Musicians have been turning to crowdfunding services like Kickstarter, IndieGoGo, and PledgeMusic to raise money for recording time, album production, touring, etc., for years now. While on the one hand we shouldn’t have to live in a dystopian hellscape that requires sick people to create a compelling and sad-but-not-too-sad video in order to receive adequate healthcare, when it comes to entertainment, crowdfunding should be a pretty good option for a lot of creators looking to make music or art, some new gadget, whatever.
PledgeMusic, the only one of the major crowdfunding companies that focuses exclusively on music-based projects, has been making news in the music world lately because it has fallen behind on payments to artists, and it now looks like those artists and fans will never see the money they’re owed. I believe it actively committed fraud against the bands and consumers using its service by spending money for artists on other things, and since it has a Massachusetts office—and because I’m a big-government democrat who wants the government to solve all my problems—I think it’s something the attorney general’s office should address.
PledgeMusic’s platform allows bands to set a goal for funding, create an online store to offer incentives to fans (a copy of the eventual album, a private performance, etc.). Fans purchase these things in advance, and PledgeMusic holds the money in an account until the goal is met. When enough money comes in to cover the campaign, PledgeMusic takes a percentage as a fee and gives the rest to the band so they can use it to record, cover tour expenses, whatever the campaign was set up for.
At some point in 2018, PledgeMusic began delaying the payouts for bands, and eventually stopped making or accepting payments altogether. This means that consumers who sent money to PledgeMusic to support a campaign will never receive the items they purchased or have that money refunded, while bands and artists that were using PledgeMusic to recoup costs will be out-of-pocket on those expenses forever.
Per PledgeMusic’s own terms of use, money sent by consumers to fund a campaign is to be held in an account and not touched until the campaign reaches its goal—that Pledge doesn’t have this money on hand can only mean that it violated its own TOU and used that money for other expenses or investments. Regardless of the company’s financial situation, that money should be available since it just exists in a limbo where nobody can touch it until the goal is met.

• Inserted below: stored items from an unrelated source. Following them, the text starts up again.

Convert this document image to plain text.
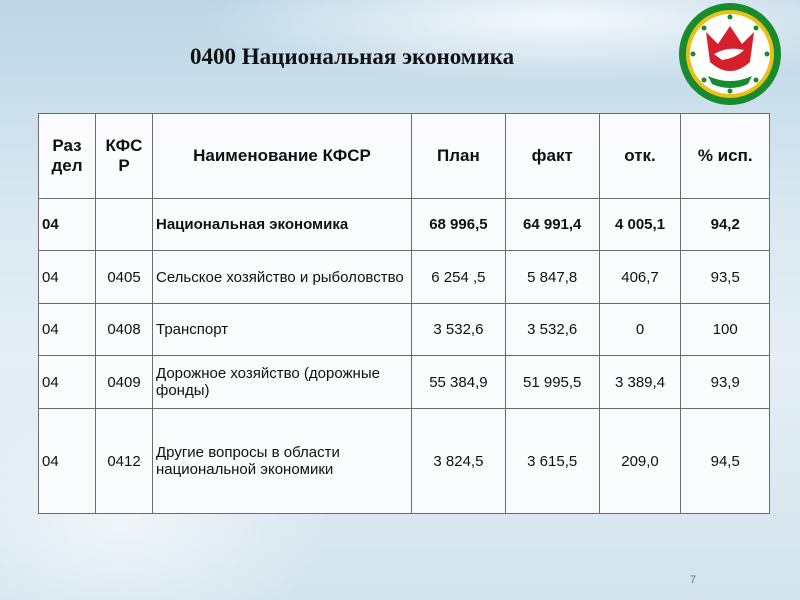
0400 Национальная экономика
Раз дел	КФС Р	Наименование КФСР	План	факт	отк.	% исп.
04		Национальная экономика	68 996,5	64 991,4	4 005,1	94,2
04	0405	Сельское хозяйство и рыболовство	6 254 ,5	5 847,8	406,7	93,5
04	0408	Транспорт	3 532,6	3 532,6	0	100
04	0409	Дорожное хозяйство (дорожные фонды)	55 384,9	51 995,5	3 389,4	93,9
04	0412	Другие вопросы в области национальной экономики	3 824,5	3 615,5	209,0	94,5
7
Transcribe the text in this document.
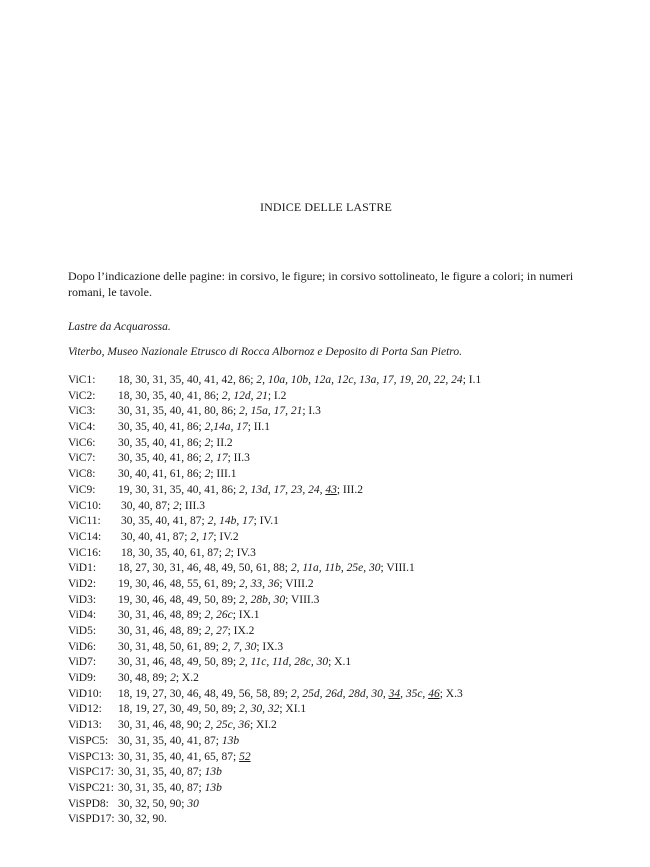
INDICE DELLE LASTRE
Dopo l’indicazione delle pagine: in corsivo, le figure; in corsivo sottolineato, le figure a colori; in numeri romani, le tavole.
Lastre da Acquarossa.
Viterbo, Museo Nazionale Etrusco di Rocca Albornoz e Deposito di Porta San Pietro.
ViC1: 18, 30, 31, 35, 40, 41, 42, 86; 2, 10a, 10b, 12a, 12c, 13a, 17, 19, 20, 22, 24; I.1
ViC2: 18, 30, 35, 40, 41, 86; 2, 12d, 21; I.2
ViC3: 30, 31, 35, 40, 41, 80, 86; 2, 15a, 17, 21; I.3
ViC4: 30, 35, 40, 41, 86; 2,14a, 17; II.1
ViC6: 30, 35, 40, 41, 86; 2; II.2
ViC7: 30, 35, 40, 41, 86; 2, 17; II.3
ViC8: 30, 40, 41, 61, 86; 2; III.1
ViC9: 19, 30, 31, 35, 40, 41, 86; 2, 13d, 17, 23, 24, 43; III.2
ViC10: 30, 40, 87; 2; III.3
ViC11: 30, 35, 40, 41, 87; 2, 14b, 17; IV.1
ViC14: 30, 40, 41, 87; 2, 17; IV.2
ViC16: 18, 30, 35, 40, 61, 87; 2; IV.3
ViD1: 18, 27, 30, 31, 46, 48, 49, 50, 61, 88; 2, 11a, 11b, 25e, 30; VIII.1
ViD2: 19, 30, 46, 48, 55, 61, 89; 2, 33, 36; VIII.2
ViD3: 19, 30, 46, 48, 49, 50, 89; 2, 28b, 30; VIII.3
ViD4: 30, 31, 46, 48, 89; 2, 26c; IX.1
ViD5: 30, 31, 46, 48, 89; 2, 27; IX.2
ViD6: 30, 31, 48, 50, 61, 89; 2, 7, 30; IX.3
ViD7: 30, 31, 46, 48, 49, 50, 89; 2, 11c, 11d, 28c, 30; X.1
ViD9: 30, 48, 89; 2; X.2
ViD10: 18, 19, 27, 30, 46, 48, 49, 56, 58, 89; 2, 25d, 26d, 28d, 30, 34, 35c, 46; X.3
ViD12: 18, 19, 27, 30, 49, 50, 89; 2, 30, 32; XI.1
ViD13: 30, 31, 46, 48, 90; 2, 25c, 36; XI.2
ViSPC5: 30, 31, 35, 40, 41, 87; 13b
ViSPC13: 30, 31, 35, 40, 41, 65, 87; 52
ViSPC17: 30, 31, 35, 40, 87; 13b
ViSPC21: 30, 31, 35, 40, 87; 13b
ViSPD8: 30, 32, 50, 90; 30
ViSPD17: 30, 32, 90.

To pour salt in the wound, per leaked emails sent to Digital Music News, it looks like Pledge is now attempting a fire sale and may be offering an agreement that doesn’t require the new buyer to take on the existing obligations. That sounds like executives at Pledge will receive some sort of payment, while the consumers and artists will be left in the cold.
This is the exact sort of thing that the attorney general should be looking at. There are many, many people in Massachusetts who are hurt by this situation, and many more worldwide. If PledgeMusic is looking for a buyer and not including a payout for creators and consumers who they owe, then the office charged with protecting consumers in the Commonwealth should step in and make sure the little guy is paid before execs see a dime.